Hospital Covid outbreaks soared in part because the wrong staff were given full personal protective equipment (PPE), a new study suggests.
An international team of researchers has established that less severely ill patients are far more likely to infect people around them than those critical enough to require oxygen.
The findings appear to contradict official guidelines, which ration the best PPE to doctors and nurses treating patients who require medical oxygen, on the basis that doing so requires the performance of “aerosol-generating procedures”.
Often working in intensive care units, these staff are given eye protection, a tight fitting particle respirator mask, long-sleeved fluid-repellent gowns and gloves.
Those working with less ill Covid patients had to go without eye protection, were given only a standard surgical mask, as well as a disposable apron and gloves.
However, the new findings show that the typical activities of less severely ill Covid patients – breathing, talking, shouting, coughing and exercising – actually generated 100 times more aerosol particles than those receiving oxygen.
The study found that oxygen therapies – officially considered the most high-risk for infection – actually reduced the amount of aerosols.
It was carried out after figures emerged showing that staff working on wards who wear only standard surgical masks have around two to three times higher rates of infection than those working in ICU.

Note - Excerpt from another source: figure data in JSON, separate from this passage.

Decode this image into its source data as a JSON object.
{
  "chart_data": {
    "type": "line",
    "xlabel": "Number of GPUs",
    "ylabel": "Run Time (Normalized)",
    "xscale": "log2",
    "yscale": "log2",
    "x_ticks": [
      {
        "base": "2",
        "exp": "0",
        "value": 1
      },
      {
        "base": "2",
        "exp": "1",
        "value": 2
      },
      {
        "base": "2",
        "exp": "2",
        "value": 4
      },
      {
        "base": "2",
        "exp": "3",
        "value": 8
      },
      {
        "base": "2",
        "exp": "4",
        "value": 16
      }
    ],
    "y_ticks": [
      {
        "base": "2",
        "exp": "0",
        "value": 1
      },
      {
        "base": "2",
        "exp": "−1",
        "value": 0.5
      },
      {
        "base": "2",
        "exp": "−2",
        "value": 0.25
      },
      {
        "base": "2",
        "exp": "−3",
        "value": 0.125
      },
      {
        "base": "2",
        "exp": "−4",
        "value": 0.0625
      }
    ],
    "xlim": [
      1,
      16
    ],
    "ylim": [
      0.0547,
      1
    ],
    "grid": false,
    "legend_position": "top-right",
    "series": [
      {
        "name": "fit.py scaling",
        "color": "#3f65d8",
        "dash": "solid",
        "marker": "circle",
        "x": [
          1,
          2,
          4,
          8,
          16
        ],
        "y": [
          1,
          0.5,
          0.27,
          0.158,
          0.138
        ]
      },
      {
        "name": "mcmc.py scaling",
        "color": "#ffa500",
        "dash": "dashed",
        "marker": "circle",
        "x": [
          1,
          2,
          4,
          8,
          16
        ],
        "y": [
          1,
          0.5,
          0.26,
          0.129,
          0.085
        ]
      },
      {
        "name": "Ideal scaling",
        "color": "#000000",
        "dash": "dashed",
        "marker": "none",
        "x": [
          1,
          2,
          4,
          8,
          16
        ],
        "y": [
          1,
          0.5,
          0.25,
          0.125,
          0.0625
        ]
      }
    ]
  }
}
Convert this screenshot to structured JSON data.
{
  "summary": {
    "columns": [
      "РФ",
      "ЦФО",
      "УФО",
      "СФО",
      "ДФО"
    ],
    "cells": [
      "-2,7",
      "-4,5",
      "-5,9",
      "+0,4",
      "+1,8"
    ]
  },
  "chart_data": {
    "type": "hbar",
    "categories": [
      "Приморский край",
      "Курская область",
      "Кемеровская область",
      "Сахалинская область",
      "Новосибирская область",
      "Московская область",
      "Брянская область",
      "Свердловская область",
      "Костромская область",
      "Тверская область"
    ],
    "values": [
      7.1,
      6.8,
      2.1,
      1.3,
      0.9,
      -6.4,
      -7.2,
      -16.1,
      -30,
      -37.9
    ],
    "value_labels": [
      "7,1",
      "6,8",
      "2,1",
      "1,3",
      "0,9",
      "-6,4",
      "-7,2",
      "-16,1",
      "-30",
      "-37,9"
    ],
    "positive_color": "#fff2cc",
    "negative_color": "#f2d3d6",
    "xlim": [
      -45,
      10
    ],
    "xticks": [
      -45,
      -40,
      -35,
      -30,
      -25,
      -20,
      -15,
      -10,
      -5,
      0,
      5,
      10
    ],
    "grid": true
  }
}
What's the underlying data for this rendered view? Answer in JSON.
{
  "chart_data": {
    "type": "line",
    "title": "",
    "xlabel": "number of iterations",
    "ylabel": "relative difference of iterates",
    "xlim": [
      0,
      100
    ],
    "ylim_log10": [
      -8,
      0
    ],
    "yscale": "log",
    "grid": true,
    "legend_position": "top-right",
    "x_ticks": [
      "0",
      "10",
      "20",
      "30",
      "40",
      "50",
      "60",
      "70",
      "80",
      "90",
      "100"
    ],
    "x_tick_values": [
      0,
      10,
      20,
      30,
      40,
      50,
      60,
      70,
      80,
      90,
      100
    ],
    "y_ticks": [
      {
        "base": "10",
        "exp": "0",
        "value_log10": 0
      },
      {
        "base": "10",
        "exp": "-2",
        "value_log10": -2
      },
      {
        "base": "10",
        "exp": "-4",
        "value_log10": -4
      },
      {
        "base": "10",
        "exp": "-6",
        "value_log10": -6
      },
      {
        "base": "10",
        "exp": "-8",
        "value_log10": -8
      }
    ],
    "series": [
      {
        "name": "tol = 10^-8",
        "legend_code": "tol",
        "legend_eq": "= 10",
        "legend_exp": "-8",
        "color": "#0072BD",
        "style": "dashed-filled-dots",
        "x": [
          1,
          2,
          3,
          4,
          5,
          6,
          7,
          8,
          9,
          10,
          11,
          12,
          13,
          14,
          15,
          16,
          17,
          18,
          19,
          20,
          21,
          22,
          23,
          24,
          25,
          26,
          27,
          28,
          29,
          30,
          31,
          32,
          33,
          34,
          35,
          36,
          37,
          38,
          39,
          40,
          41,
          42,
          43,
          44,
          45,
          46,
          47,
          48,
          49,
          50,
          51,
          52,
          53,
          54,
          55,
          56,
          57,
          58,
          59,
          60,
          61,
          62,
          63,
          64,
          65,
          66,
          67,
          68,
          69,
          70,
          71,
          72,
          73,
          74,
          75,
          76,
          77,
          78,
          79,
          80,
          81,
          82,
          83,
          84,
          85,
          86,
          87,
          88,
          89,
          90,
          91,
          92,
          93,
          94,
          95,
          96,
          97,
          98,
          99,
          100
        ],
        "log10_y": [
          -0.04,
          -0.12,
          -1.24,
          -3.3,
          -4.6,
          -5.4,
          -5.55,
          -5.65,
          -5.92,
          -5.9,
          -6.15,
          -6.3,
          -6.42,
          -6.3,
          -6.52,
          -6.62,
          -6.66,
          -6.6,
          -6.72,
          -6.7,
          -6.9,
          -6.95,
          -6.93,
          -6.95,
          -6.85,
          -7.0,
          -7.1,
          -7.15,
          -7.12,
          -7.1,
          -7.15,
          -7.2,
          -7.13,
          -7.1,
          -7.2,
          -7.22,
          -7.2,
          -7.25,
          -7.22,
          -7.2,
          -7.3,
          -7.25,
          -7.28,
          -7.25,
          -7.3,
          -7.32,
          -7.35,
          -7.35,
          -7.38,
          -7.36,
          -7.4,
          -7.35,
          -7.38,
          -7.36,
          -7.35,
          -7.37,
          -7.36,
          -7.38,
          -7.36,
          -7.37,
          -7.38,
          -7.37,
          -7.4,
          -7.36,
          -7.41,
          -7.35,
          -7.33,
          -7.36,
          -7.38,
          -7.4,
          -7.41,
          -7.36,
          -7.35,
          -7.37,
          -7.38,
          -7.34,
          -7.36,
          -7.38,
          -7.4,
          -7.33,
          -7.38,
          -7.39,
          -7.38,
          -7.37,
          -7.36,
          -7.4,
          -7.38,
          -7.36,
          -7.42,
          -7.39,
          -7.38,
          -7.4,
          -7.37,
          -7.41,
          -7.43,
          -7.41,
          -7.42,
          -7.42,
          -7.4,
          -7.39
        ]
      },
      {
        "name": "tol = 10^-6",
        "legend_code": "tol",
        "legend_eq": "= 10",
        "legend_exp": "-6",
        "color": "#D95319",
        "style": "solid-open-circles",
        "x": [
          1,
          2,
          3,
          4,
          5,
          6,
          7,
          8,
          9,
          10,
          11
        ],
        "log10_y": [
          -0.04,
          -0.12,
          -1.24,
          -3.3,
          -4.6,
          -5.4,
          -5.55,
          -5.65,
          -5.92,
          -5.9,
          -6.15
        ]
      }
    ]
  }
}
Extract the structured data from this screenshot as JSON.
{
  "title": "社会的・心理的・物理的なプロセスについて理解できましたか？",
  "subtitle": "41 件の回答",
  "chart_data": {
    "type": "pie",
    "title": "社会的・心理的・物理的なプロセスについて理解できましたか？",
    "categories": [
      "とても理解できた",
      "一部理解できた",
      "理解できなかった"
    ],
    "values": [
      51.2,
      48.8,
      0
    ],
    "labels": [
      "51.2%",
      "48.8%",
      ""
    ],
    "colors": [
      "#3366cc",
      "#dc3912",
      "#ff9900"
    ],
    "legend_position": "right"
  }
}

The study, conducted in two UK hospitals and in Australia, comes a year after NHS staff reported significant shortages of PPE as the first wave built to its peak.
Nurses at one trust had to resort to using bin liners when aprons ran out.
Professor Euan Tovey, who co-authored the study at the University of Sydney, said: “The coughing and laboured breathing common in patients with Covid-19 produces a lot more droplets and aerosols than is produced by patients being treated with oxygen therapies.
“Surgical facemasks provide inadequate protection against aerosols and staff safety can only be increased by more widespread use of specialised tight-fitting respirators – N95 or FFP3 masks – and increased indoor ventilation.
“Also, as the respiratory therapies did not significantly increase aerosols, these treatments should be made widely available to patients with Covid-19 who need them."
Larger respiratory particles, or “droplets”, measuring 1/200th of a millimeter, are generally agreed to fall to the ground within two metres.
However, lighter particles, known as aerosols, smaller than 1/200th of a millimeter, can stay airborne for longer, spread further, can be inhaled deep into the lungs and bypass looser fitting facemasks.
To test which type of patient is more potentially infectious, the researchers asked 10 healthy volunteers to sit, one by one, in a chamber with extremely clean air.
They firstly performed respiratory activities such as normal breathing, talking, coughing and exercising.
The volunteers then repeated the experiments while receiving oxygen therapies commonly used in hospitalised patients with severe Covid, sigh-flow oxygen to the nose, and non-invasive ventilation.
Aerosol particles – measured by an optical particle counter – decreased 100-fold compared to the first set of experiments.
Published in the journal Anaesthesia, the study points out that as the volunteers were all healthy, it can only be extrapolated that the results would apply to infectious Covid particles.
Professor Tim Cook, who took part in the research from the Royal United Hospitals Bath NHS Foundation Trust, said: “Our findings strongly support the re-evaluation of guidelines to better protect hospital staff, patients and all those on the front line who are dealing with people who have, or are suspected of having, Covid-19."